MOSES LAKE — In the years since Washington voters legalized marijuana consumption for adults over 21, law enforcement had found itself facing a brand-new recruiting issue: What to do with young adults who aspire to careers as police officers and sheriff’s deputies but who have also partaken of the state’s newest legal agricultural product?

“Kids coming out of high school now want to experiment, and sometimes they make bad decisions,” said Grant County Sheriff Tom Jones. “When I talk to high school classes, I emphasize you have to make good decisions and think about the future.”

“It’s okay to have fun,” Jones continued. “But you need to mind your P’s and Q’s.”

Jones said that legal marijuana is not posing a problem for law enforcement recruiting. People are “hungry for work,” he explained, and the Grant County Sheriff’s Department has plenty of applicants for each open position.

“The problems are with people not making it through the background process,” he said.

Jones said that roughly 55-60 percent of all new applicants for Grant County Sheriff positions fail the background process “for one thing or another.”

The screening process includes not just drug testing, but a mandatory polygraph test during which Jones said many applicants “self-disclose” previous drug use.

Prior to the legalization of recreational marijuana in 2012, the Grant County Sheriff’s Department could require new recruits to be drug-free for five years. Now, however, Jones says his department has shortened that time to one year, in line with the Washington State Patrol.

“One applicant came in and filled out that he had used marijuana four months previously. He asked if I could waive it.

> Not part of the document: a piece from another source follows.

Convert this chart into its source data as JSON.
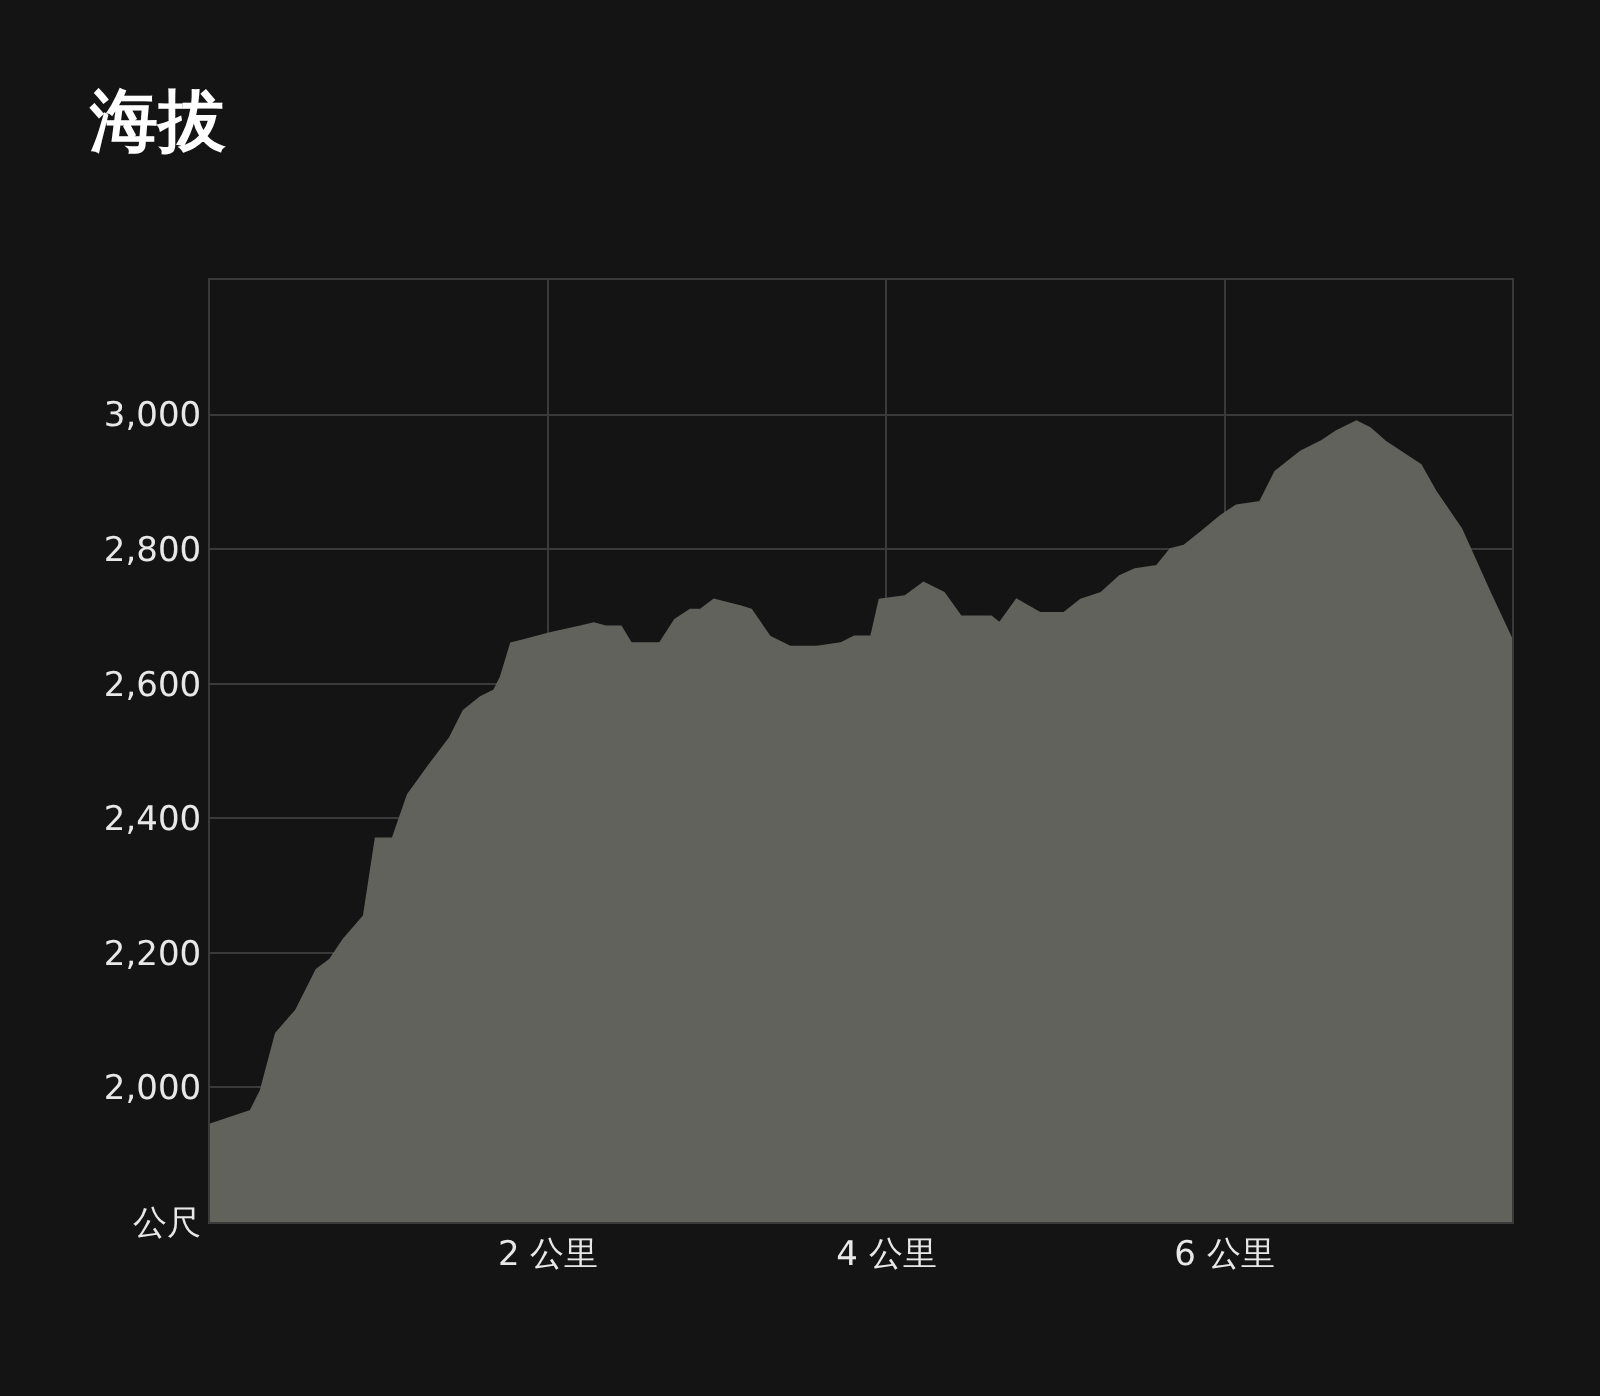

Yes, I could, but I usually don’t,” Jones said.

“I told him he was more than welcome to come back in a year,” he added.

While the State Patrol is having the same difficulties that many agencies across the country are having recruiting new police officers, Moore said this fall’s class of 60 recruits was the largest it had ever been.

“The agency goal is to have another 60 recruits hired for this spring,” Moore wrote in an email to the Columbia Basin Herald. “Previous classes have averaged around 35 recruits.”

Moses Lake Police Chief Kevin Fuhr, who joined the department recently after serving as chief in Rathdrum, Idaho, said that while legal marijuana hasn’t yet posed any problems to recruitment in Moses Lake, it is something departments in Idaho had to face as well.

“It’s a big issue,” Fuhr said. “A lot of candidates for positions in Idaho come from the Spokane area, and it’s an issue with recruits who can pass drug tests.”

Fuhr added that legalized marijuana is going to pose problems to any number of professions that insist upon drug-free work places.

Dave Ruffin, who teaches criminal justice at the Columbia Basin Technical Skills Center, said he reminds his students — nearly all of whom are high school aged — that the change in the marijuana laws has changed nothing for them.

“There is no legal marijuana for them,” Ruffin said. “It’s still illegal [for anyone under 21], and not just for drugs, but for the bad choices that you sometimes make when under the influence.”

Ruffin says he tells students despite what the law states now about marijuana or alcohol use, law enforcement is a profession “that can be pickier” about the personal and private habits of the people it hires.

“Alcohol is legal too,” he said. “Do we want to hire police officers who have a problem with alcohol? No.”